We've been talking about how sea animals find their way underwater how they navigate, and this brings up an interesting puzzle and one I'm sure you'll all enjoy; I mean everybody loves dolphins, right?And dolphins well, they actually produce two types of sounds, um,[implying that this point will not be discussed] one being the vocalizations you're probably all familiar with, which they emit through their blowholes.But the one we're concerned with today is the rapid clicks that they use for echolocation, so they can sense what is around them these sounds, it's been found, are produced in the air-filled nasal sacs of the dolphin.And the puzzle is: How do the click sounds get transmitted into water? It's not as easy as it might seem...You see, the denser the medium, the faster sound travels.So...sound travels faster through water than it does through air.So what happens when a sound wave um, okay, you've got a sound wave traveling merrily along through one medium, when suddenly it hits a different medium.
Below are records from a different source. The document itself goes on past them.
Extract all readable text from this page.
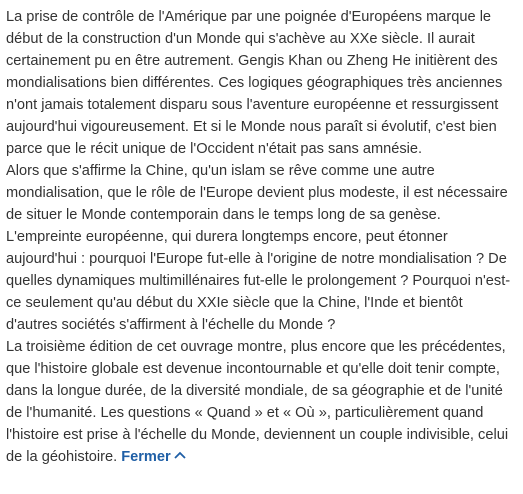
La prise de contrôle de l'Amérique par une poignée d'Européens marque le début de la construction d'un Monde qui s'achève au XXe siècle. Il aurait certainement pu en être autrement. Gengis Khan ou Zheng He initièrent des mondialisations bien différentes. Ces logiques géographiques très anciennes n'ont jamais totalement disparu sous l'aventure européenne et ressurgissent aujourd'hui vigoureusement. Et si le Monde nous paraît si évolutif, c'est bien parce que le récit unique de l'Occident n'était pas sans amnésie.

Alors que s'affirme la Chine, qu'un islam se rêve comme une autre mondialisation, que le rôle de l'Europe devient plus modeste, il est nécessaire de situer le Monde contemporain dans le temps long de sa genèse.

L'empreinte européenne, qui durera longtemps encore, peut étonner aujourd'hui : pourquoi l'Europe fut-elle à l'origine de notre mondialisation ? De quelles dynamiques multimillénaires fut-elle le prolongement ? Pourquoi n'est-ce seulement qu'au début du XXIe siècle que la Chine, l'Inde et bientôt d'autres sociétés s'affirment à l'échelle du Monde ?

La troisième édition de cet ouvrage montre, plus encore que les précédentes, que l'histoire globale est devenue incontournable et qu'elle doit tenir compte, dans la longue durée, de la diversité mondiale, de sa géographie et de l'unité de l'humanité. Les questions « Quand » et « Où », particulièrement quand l'histoire est prise à l'échelle du Monde, deviennent un couple indivisible, celui de la géohistoire. Fermer
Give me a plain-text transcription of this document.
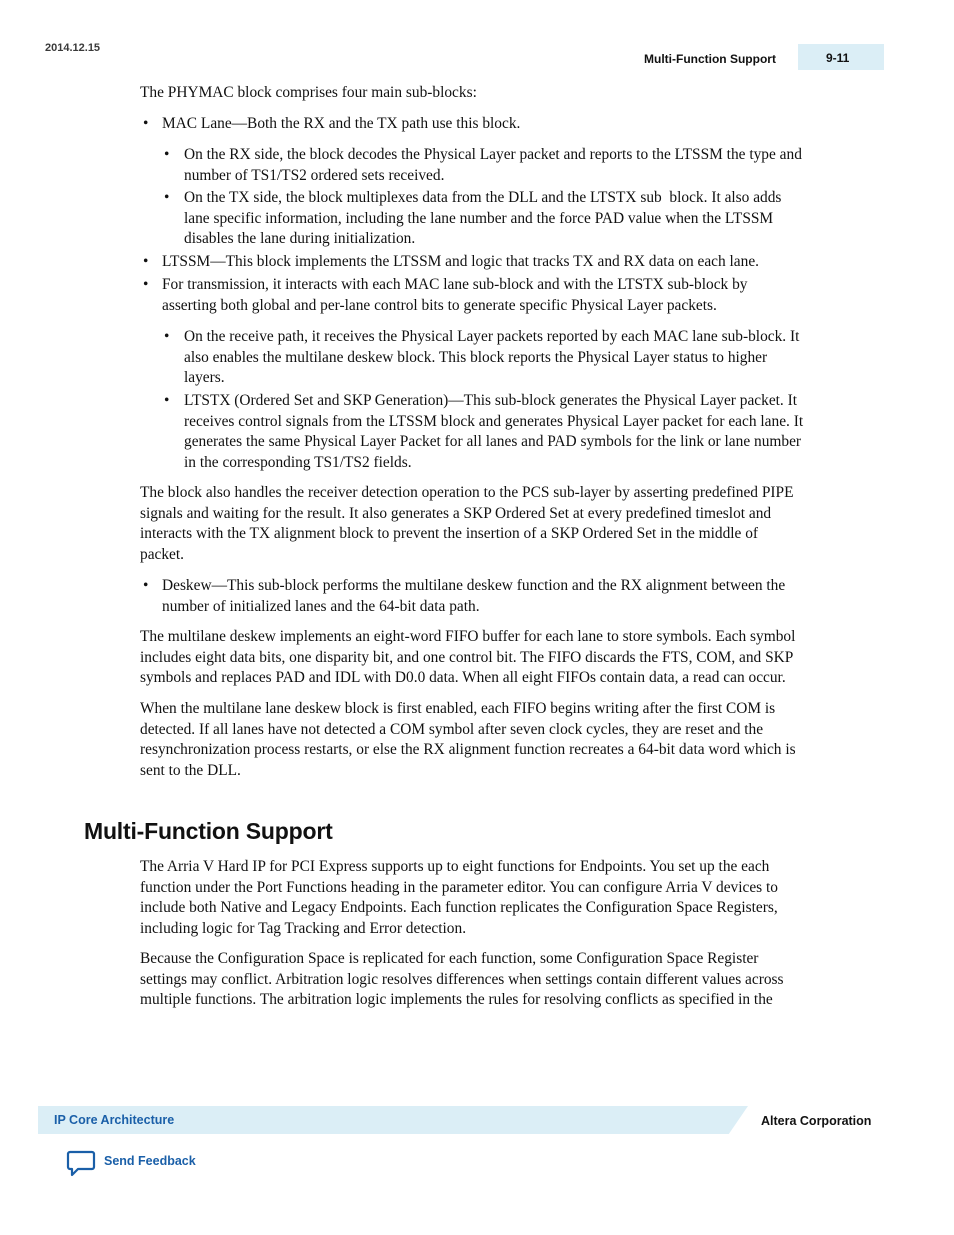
2014.12.15
Multi-Function Support	9-11
The PHYMAC block comprises four main sub-blocks:
• MAC Lane—Both the RX and the TX path use this block.
• On the RX side, the block decodes the Physical Layer packet and reports to the LTSSM the type and
number of TS1/TS2 ordered sets received.
• On the TX side, the block multiplexes data from the DLL and the LTSTX sub  block. It also adds
lane specific information, including the lane number and the force PAD value when the LTSSM
disables the lane during initialization.
• LTSSM—This block implements the LTSSM and logic that tracks TX and RX data on each lane.
• For transmission, it interacts with each MAC lane sub-block and with the LTSTX sub-block by
asserting both global and per-lane control bits to generate specific Physical Layer packets.
• On the receive path, it receives the Physical Layer packets reported by each MAC lane sub-block. It
also enables the multilane deskew block. This block reports the Physical Layer status to higher
layers.
• LTSTX (Ordered Set and SKP Generation)—This sub-block generates the Physical Layer packet. It
receives control signals from the LTSSM block and generates Physical Layer packet for each lane. It
generates the same Physical Layer Packet for all lanes and PAD symbols for the link or lane number
in the corresponding TS1/TS2 fields.
The block also handles the receiver detection operation to the PCS sub-layer by asserting predefined PIPE
signals and waiting for the result. It also generates a SKP Ordered Set at every predefined timeslot and
interacts with the TX alignment block to prevent the insertion of a SKP Ordered Set in the middle of
packet.
• Deskew—This sub-block performs the multilane deskew function and the RX alignment between the
number of initialized lanes and the 64-bit data path.
The multilane deskew implements an eight-word FIFO buffer for each lane to store symbols. Each symbol
includes eight data bits, one disparity bit, and one control bit. The FIFO discards the FTS, COM, and SKP
symbols and replaces PAD and IDL with D0.0 data. When all eight FIFOs contain data, a read can occur.
When the multilane lane deskew block is first enabled, each FIFO begins writing after the first COM is
detected. If all lanes have not detected a COM symbol after seven clock cycles, they are reset and the
resynchronization process restarts, or else the RX alignment function recreates a 64-bit data word which is
sent to the DLL.
Multi-Function Support
The Arria V Hard IP for PCI Express supports up to eight functions for Endpoints. You set up the each
function under the Port Functions heading in the parameter editor. You can configure Arria V devices to
include both Native and Legacy Endpoints. Each function replicates the Configuration Space Registers,
including logic for Tag Tracking and Error detection.
Because the Configuration Space is replicated for each function, some Configuration Space Register
settings may conflict. Arbitration logic resolves differences when settings contain different values across
multiple functions. The arbitration logic implements the rules for resolving conflicts as specified in the
IP Core Architecture	Altera Corporation
Send Feedback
What's gonna happen then?Well, some of the energy is gonna be reflected back, and some of it's gonna be transmitted into the second medium.An-an-and if the two media have really different densities—like air and water— then most of the energy is gonna be reflected back; very little of it will keep going —uh, get transmitted into the new medium.I mean, just think how little noise from the outside world actually reaches you when your head's underwater.
So, how do the dolphin's clicks get transmitted from its air-filled nasal sacs into the ocean water?Because given the difference in density between the air in the nasal cavity and the seawater, we'd expect those sounds to just kinda go bouncing around inside the dolphin's head!Which would do it no good at all if it's going to navigate, it needs those sounds to be broadcast and bounce back from objects in its path.Well, turns out dolphins have a structure in their foreheads, just in front of their nasal sacs, called a melon.
Now the melon is kind of a large sac-like pouch made up of fat tissue.And this fat tissue has some rather fascinating acoustical properties.Most of the fat that you find in an animal's body is used for storing energy, but this fat that you find in dolphins, and only in the melon and around the lower jaw this fat is very different, very rich in oil and it turns out it has a very different purpose as well.
Now, one way to overcome this mismatch in the density of air and water would be if you could, um, modify the velocity of the sound wave, make it precisely match the speed at which sound travels through water.And that's exactly what marine biologists have discovered the melon does.Note that the bursae, these little projections at the rear of the melon, are right up against the air-filled nasal sacs and these bursae, it turns out, are what's responsible for transferring sound to the melon.The sound waves are transmitted by the bursae through the melon first through a low-velocity core, and then through a high-velocity shell, where their speed is increased before they are transmitted into the surrounding seawater.So now the signals can be efficiently transferred into the water, with minimal reflection.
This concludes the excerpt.